Orientierungspunkte für deinen Einkauf sind die Label regio.garantie, das Aus der Region-Label von Migros und Bio Suisse. Das Bio-Suisse-Label zertifiziert Lebensmittel, die nicht nur aus der Schweiz stammen (min. 90 %), sondern auch noch den Kriterien der ökologischen Landwirtschaft / Tierhaltung entsprechen.
Nachhaltige Aktivitäten in der Schweiz

Die Schweiz erkundest du am besten an der frischen Bergluft – zu Fuß oder mit dem E-Bike. In diesem Blogartikel findest du bereits einige Wanderwege, die du von den Green Pearls® Hotels aus bequem erreichst.

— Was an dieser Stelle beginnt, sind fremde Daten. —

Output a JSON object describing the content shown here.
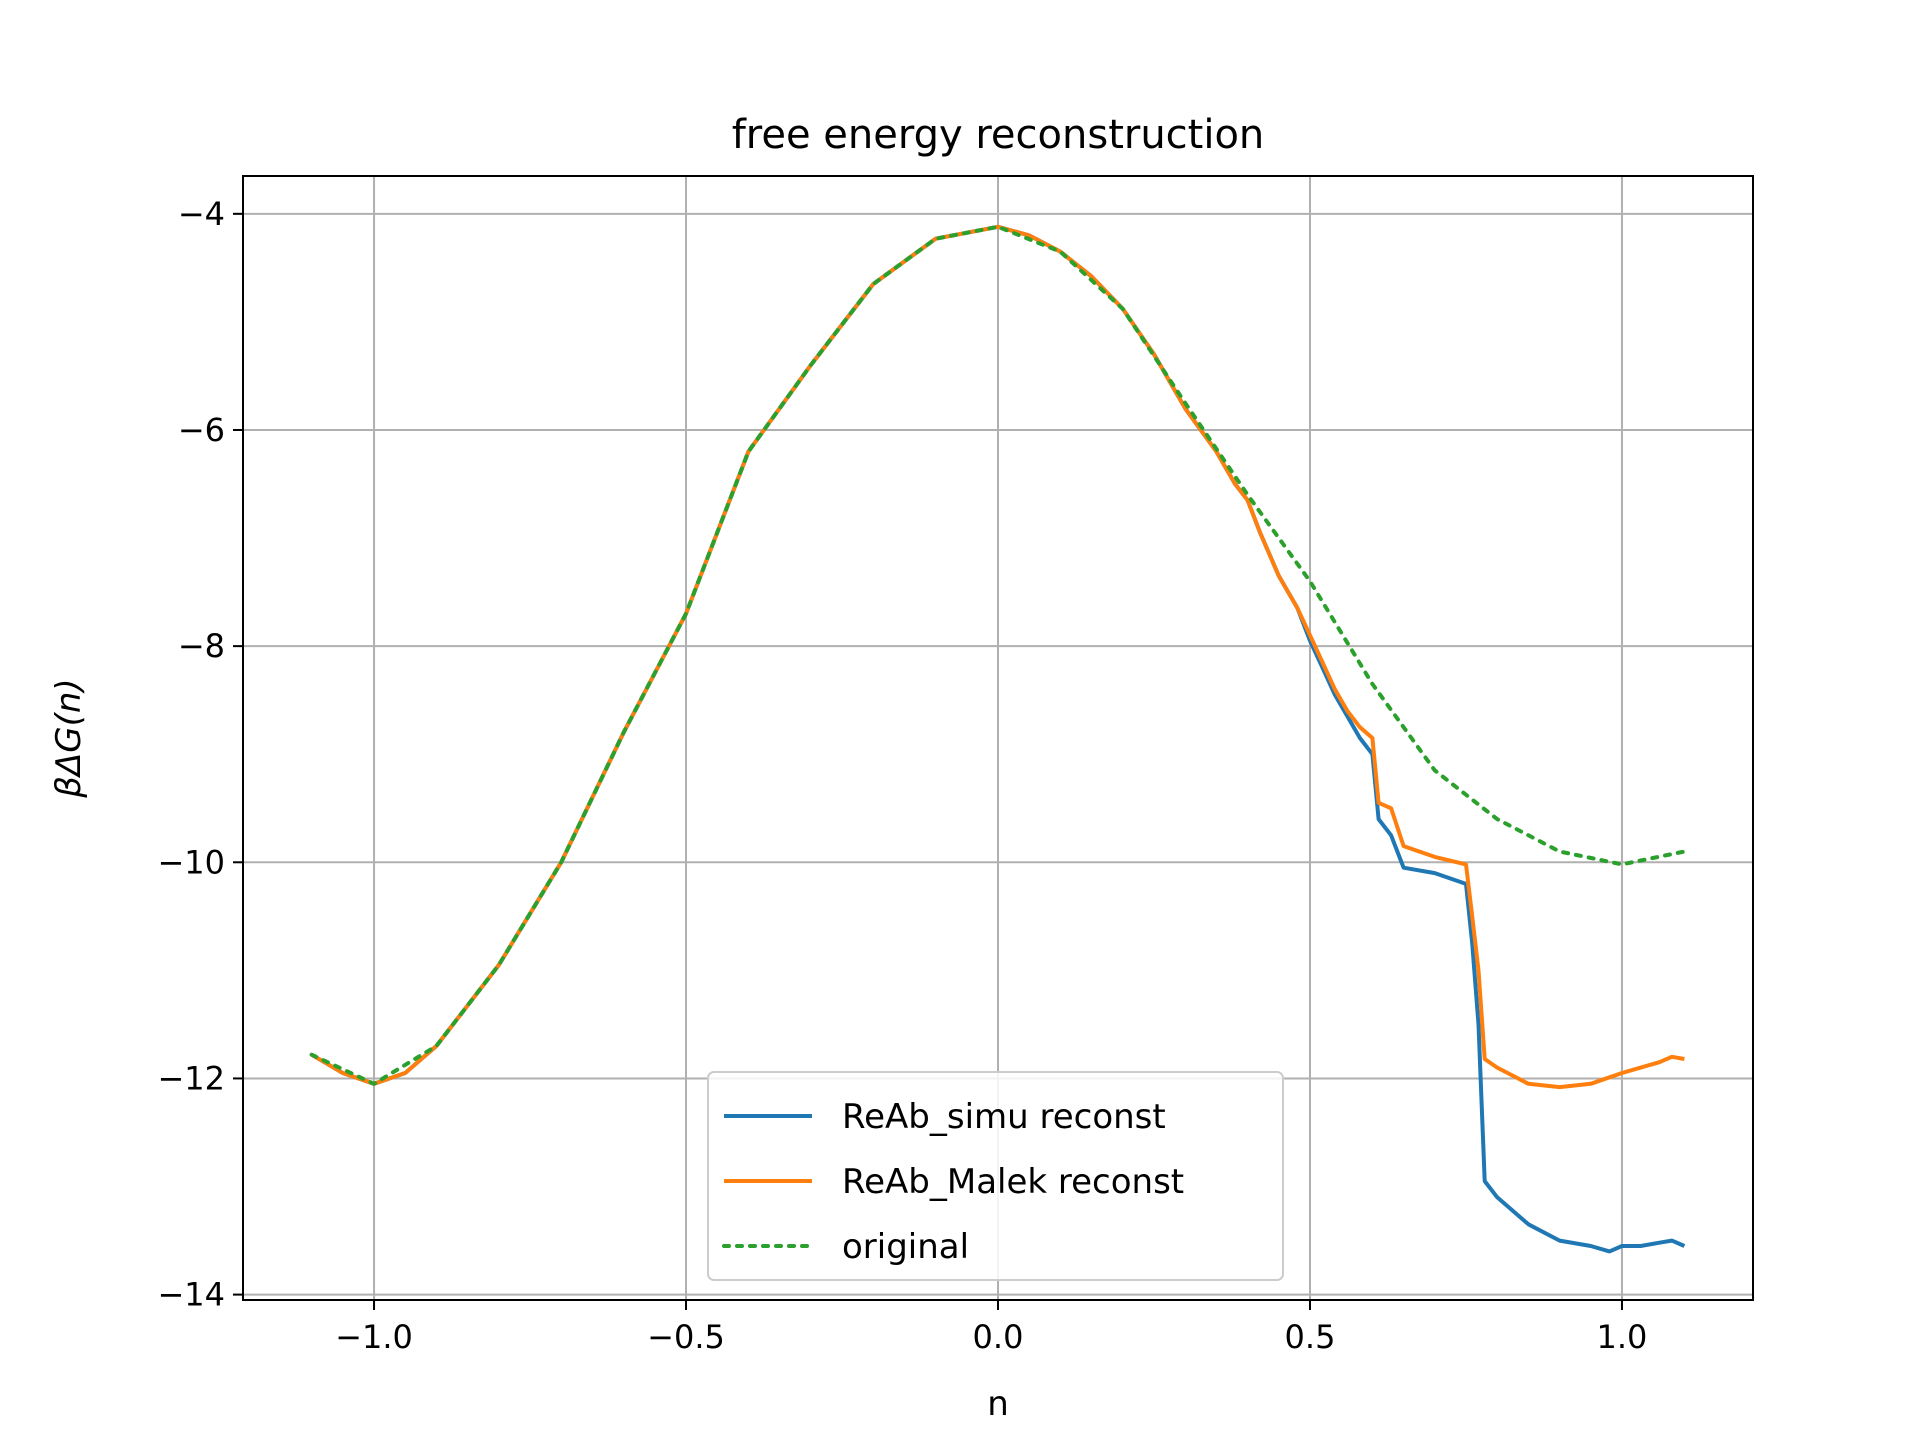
{
  "chart_data": {
    "type": "line",
    "title": "free energy reconstruction",
    "xlabel": "n",
    "ylabel": "βΔG(n)",
    "xlim": [
      -1.21,
      1.21
    ],
    "ylim": [
      -14.05,
      -3.65
    ],
    "xticks": [
      -1.0,
      -0.5,
      0.0,
      0.5,
      1.0
    ],
    "xtick_labels": [
      "−1.0",
      "−0.5",
      "0.0",
      "0.5",
      "1.0"
    ],
    "yticks": [
      -4,
      -6,
      -8,
      -10,
      -12,
      -14
    ],
    "ytick_labels": [
      "−4",
      "−6",
      "−8",
      "−10",
      "−12",
      "−14"
    ],
    "grid": true,
    "legend_position": "lower center",
    "series": [
      {
        "name": "ReAb_simu reconst",
        "color": "#1f77b4",
        "style": "solid",
        "x": [
          -1.1,
          -1.05,
          -1.0,
          -0.95,
          -0.9,
          -0.8,
          -0.7,
          -0.6,
          -0.5,
          -0.4,
          -0.3,
          -0.2,
          -0.1,
          0.0,
          0.05,
          0.1,
          0.15,
          0.2,
          0.25,
          0.3,
          0.35,
          0.38,
          0.4,
          0.42,
          0.45,
          0.48,
          0.5,
          0.52,
          0.54,
          0.56,
          0.58,
          0.6,
          0.61,
          0.63,
          0.65,
          0.7,
          0.75,
          0.76,
          0.77,
          0.78,
          0.8,
          0.85,
          0.9,
          0.95,
          0.98,
          1.0,
          1.03,
          1.06,
          1.08,
          1.1
        ],
        "y": [
          -11.78,
          -11.95,
          -12.05,
          -11.95,
          -11.7,
          -10.95,
          -10.0,
          -8.8,
          -7.7,
          -6.2,
          -5.4,
          -4.65,
          -4.23,
          -4.12,
          -4.2,
          -4.35,
          -4.58,
          -4.88,
          -5.3,
          -5.8,
          -6.2,
          -6.5,
          -6.65,
          -6.95,
          -7.35,
          -7.65,
          -7.95,
          -8.2,
          -8.45,
          -8.65,
          -8.85,
          -9.0,
          -9.6,
          -9.75,
          -10.05,
          -10.1,
          -10.2,
          -10.75,
          -11.5,
          -12.95,
          -13.1,
          -13.35,
          -13.5,
          -13.55,
          -13.6,
          -13.55,
          -13.55,
          -13.52,
          -13.5,
          -13.55
        ]
      },
      {
        "name": "ReAb_Malek reconst",
        "color": "#ff7f0e",
        "style": "solid",
        "x": [
          -1.1,
          -1.05,
          -1.0,
          -0.95,
          -0.9,
          -0.8,
          -0.7,
          -0.6,
          -0.5,
          -0.4,
          -0.3,
          -0.2,
          -0.1,
          0.0,
          0.05,
          0.1,
          0.15,
          0.2,
          0.25,
          0.3,
          0.35,
          0.38,
          0.4,
          0.42,
          0.45,
          0.48,
          0.5,
          0.52,
          0.54,
          0.56,
          0.58,
          0.6,
          0.61,
          0.63,
          0.65,
          0.7,
          0.75,
          0.76,
          0.77,
          0.78,
          0.8,
          0.85,
          0.9,
          0.95,
          1.0,
          1.03,
          1.06,
          1.08,
          1.1
        ],
        "y": [
          -11.78,
          -11.95,
          -12.05,
          -11.95,
          -11.7,
          -10.95,
          -10.0,
          -8.8,
          -7.7,
          -6.2,
          -5.4,
          -4.65,
          -4.23,
          -4.12,
          -4.2,
          -4.35,
          -4.58,
          -4.88,
          -5.3,
          -5.8,
          -6.2,
          -6.5,
          -6.65,
          -6.95,
          -7.35,
          -7.65,
          -7.9,
          -8.15,
          -8.4,
          -8.6,
          -8.75,
          -8.85,
          -9.45,
          -9.5,
          -9.85,
          -9.95,
          -10.02,
          -10.5,
          -11.0,
          -11.82,
          -11.9,
          -12.05,
          -12.08,
          -12.05,
          -11.95,
          -11.9,
          -11.85,
          -11.8,
          -11.82
        ]
      },
      {
        "name": "original",
        "color": "#2ca02c",
        "style": "dotted",
        "x": [
          -1.1,
          -1.0,
          -0.9,
          -0.8,
          -0.7,
          -0.6,
          -0.5,
          -0.4,
          -0.3,
          -0.2,
          -0.1,
          0.0,
          0.1,
          0.2,
          0.3,
          0.4,
          0.5,
          0.6,
          0.7,
          0.8,
          0.9,
          1.0,
          1.1
        ],
        "y": [
          -11.78,
          -12.05,
          -11.7,
          -10.95,
          -10.0,
          -8.8,
          -7.7,
          -6.2,
          -5.4,
          -4.65,
          -4.23,
          -4.12,
          -4.35,
          -4.88,
          -5.75,
          -6.6,
          -7.4,
          -8.35,
          -9.15,
          -9.6,
          -9.9,
          -10.02,
          -9.9
        ]
      }
    ]
  }
}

Interessant ist auch eine Führung mit eine*r Bergführer*in, welche dir nicht nur die Umgebung zeigt, sondern auch einiges über die Flora und Fauna erzählt.
Neben Wandern (im Winter mit Schneeschuhen oder Tourenski) und Mountainbiking gibt es noch weitere umweltfreundliche Möglichkeiten aktiv zu sein. Zum Beispiel Reitausflüge oder Kanutouren auf schweizerischen Gewässern.
Das Thema Wintersport würde unseren Artikel an dieser Stelle sprengen 🙂 Daher gibt es dazu ganz viel Wissen und Tipps in diesem Blogartikel. Dort könnt ihr auch nachlesen, ob Skifahren und Wintersport überhaupt nachhaltig sein können und wie das dann aussieht.
Weiterhin kannst du mit dem Zug einen nachhaltigen City-Trip unternehmen. In Bern, Basel, Luzern und Zürich gibt es z. B. viele schöne Vintage & Second Hand-Läden bei denen du umweltfreundlich shoppen kannst. Zudem gibt es hier Kunst, Kultur und Kirchen zu besichtigen.
Solltest du im September in die Schweiz reisen, kannst du dich auch am “Clean-Up-Day” beteiligen, der jährlich in diesem Monat stattfindet (Termin für dieses Jahr ist Samstag, 14.09.2024)
Um dich nach all den Aktivitäten zu entspannen, eignet sich natürlich wunderbar das Wellnessangebot unserer vorgestellten Hotels.
Nachhaltige Aktivitäten in der Schweiz auf einen Blick
- Wandern
- Radfahren
- Schneeschuhwandern und nachhaltiger Wintersport
- Reiten
- Sterne gucken (die Lichtverschmutzung ist in den Bergen sehr gering)
- Waldbaden
- Kanu fahren
- Wildtiere beobachten (Birding, Big-5 der Alpen)
- Vintage-Shoppen
- Kleinkunst und Kultur
- Panorama-Zugfahrten
- Clean-Up-Projekte
Wir hoffen, wir konnten dir einen umfangreichen Einblick über nachhaltiges Reisen in der Schweiz vermitteln. Warst du schon einmal dort? Wie hat es dir gefallen?